Mozilla's open source project, Common Voice, is well on its way to becoming the world’s largest repository of human voice data to be used for machine learning. Common Voice recently made its way into Black Duck's annual Open Source Rookies of the Year list.
What’s special about Common Voice is in the details. Every language is spoken differently—with a wide variation of speech patterns, accents, and intonations—throughout the world. A smart speech recognition engine—that has applications over many Internet of Things (IoT) devices and digital accessibility—can recognize speech samples from a diverse group of people only when it learns from a large number of samples. A speech database of recorded speech from people across geographies helps make this ambitious machine learning possible.
With Common Voice, users record their own voice with a simple tap on a button from the project’s website. The contributor front-end is straightforward—simply go to the project’s site at https://voice.mozilla.org and click on the “Speak up, contribute here!” option. That takes you to the “Speak” page, where you read three consecutive sentences, review (and, if needed, re-record), and save. The saved recording then goes to a voicebank.

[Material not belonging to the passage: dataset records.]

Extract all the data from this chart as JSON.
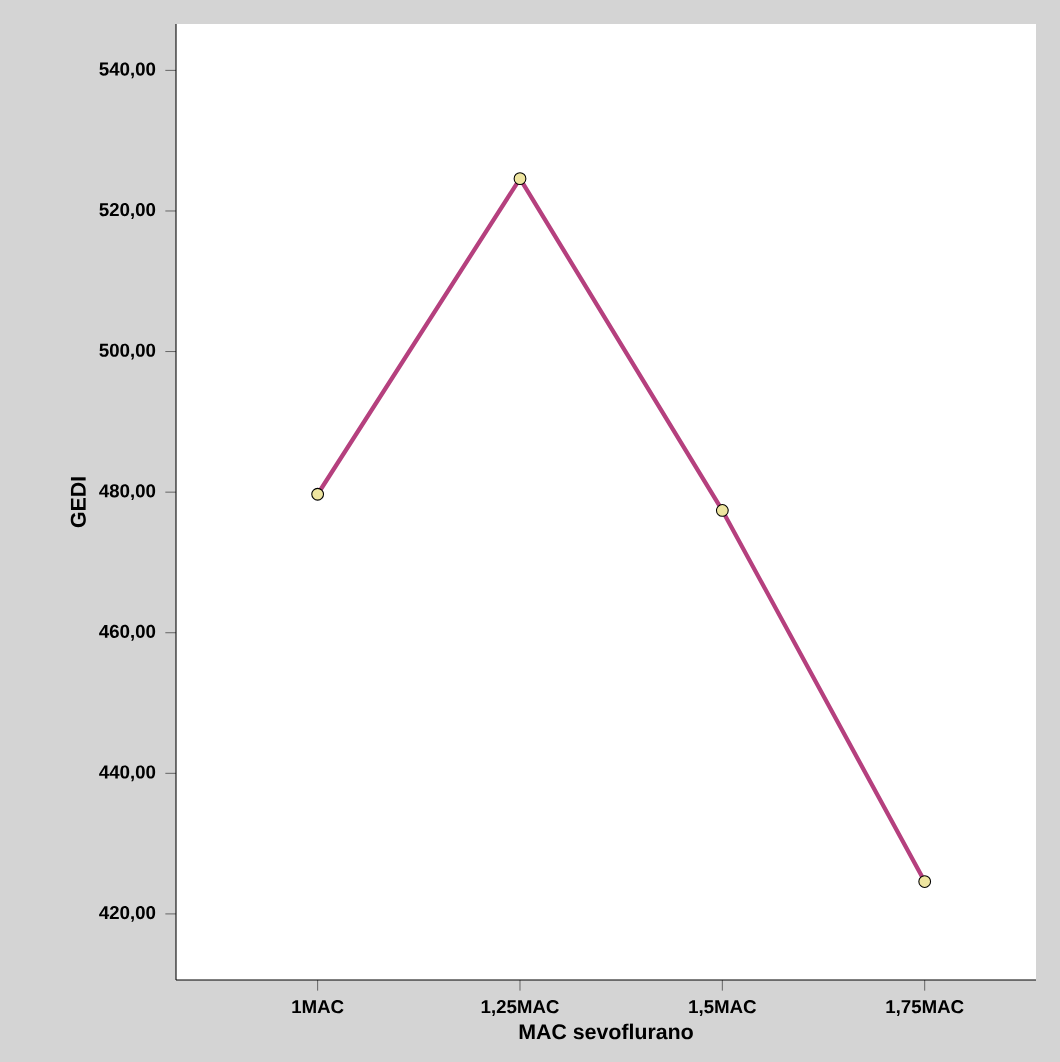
{
  "chart_data": {
    "type": "line",
    "xlabel": "MAC sevoflurano",
    "ylabel": "GEDI",
    "categories": [
      "1MAC",
      "1,25MAC",
      "1,5MAC",
      "1,75MAC"
    ],
    "values": [
      479.7,
      524.6,
      477.4,
      424.6
    ],
    "color": "#b5407e",
    "marker": "circle",
    "line_style": "solid",
    "ylim": [
      410.6,
      546.6
    ],
    "yticks": [
      {
        "value": 420,
        "label": "420,00"
      },
      {
        "value": 440,
        "label": "440,00"
      },
      {
        "value": 460,
        "label": "460,00"
      },
      {
        "value": 480,
        "label": "480,00"
      },
      {
        "value": 500,
        "label": "500,00"
      },
      {
        "value": 520,
        "label": "520,00"
      },
      {
        "value": 540,
        "label": "540,00"
      }
    ],
    "grid": false
  }
}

The voicebank is currently 12GB in size, with more than 500 hours of English-language voice data that have been collected from 112 countries since the project's inception in June 2017. Though English is the only language currently available, there is scope to expand it to multiple languages this year.
The project aims to collect more than 10,000 hours of CC0-licensed free and open voice data in numerous world languages, which can effectively be used to train machine-learning models for content-based industries—particularly IoT and other speech-dependent applications and organizations. The platform is currently being used to train Mozilla’s TensorFlow implementation of Baidu’s DeepSpeech architecture, and Kaldi, an open source speech recognition toolkit.
Michael Henretty, team lead for the Common Voice project, says, “Common Voice is merely the first step in making speech technology more open and accessible to anyone across the globe.” He hopes that “by collecting and freely sharing this data, we can empower a whole new generation of creators, innovators, entrepreneurs, researchers, and even hobbyists to create amazing voice experiences for whomever they want, wherever they want. “For instance,” Henretty continues, “if someone wanted to create an assistive voice app for blind people who only speak Urdu, we hope to provide the data to make this possible. We believe voice interfaces will soon be everywhere, and with more and more internet-connected devices cropping up in the home, it’s important to make sure no one is getting left behind.”
Common Voice is open to contributions—anyone can go to the Speak page and contribute by reading the sentences that appear on the screen. All contributions go to the Data page, which anyone can download at any time for their own use. This page also links to many other similar open datasets. Moreover, plenty of resources are available in the project codebase for developers to use for speech recognition.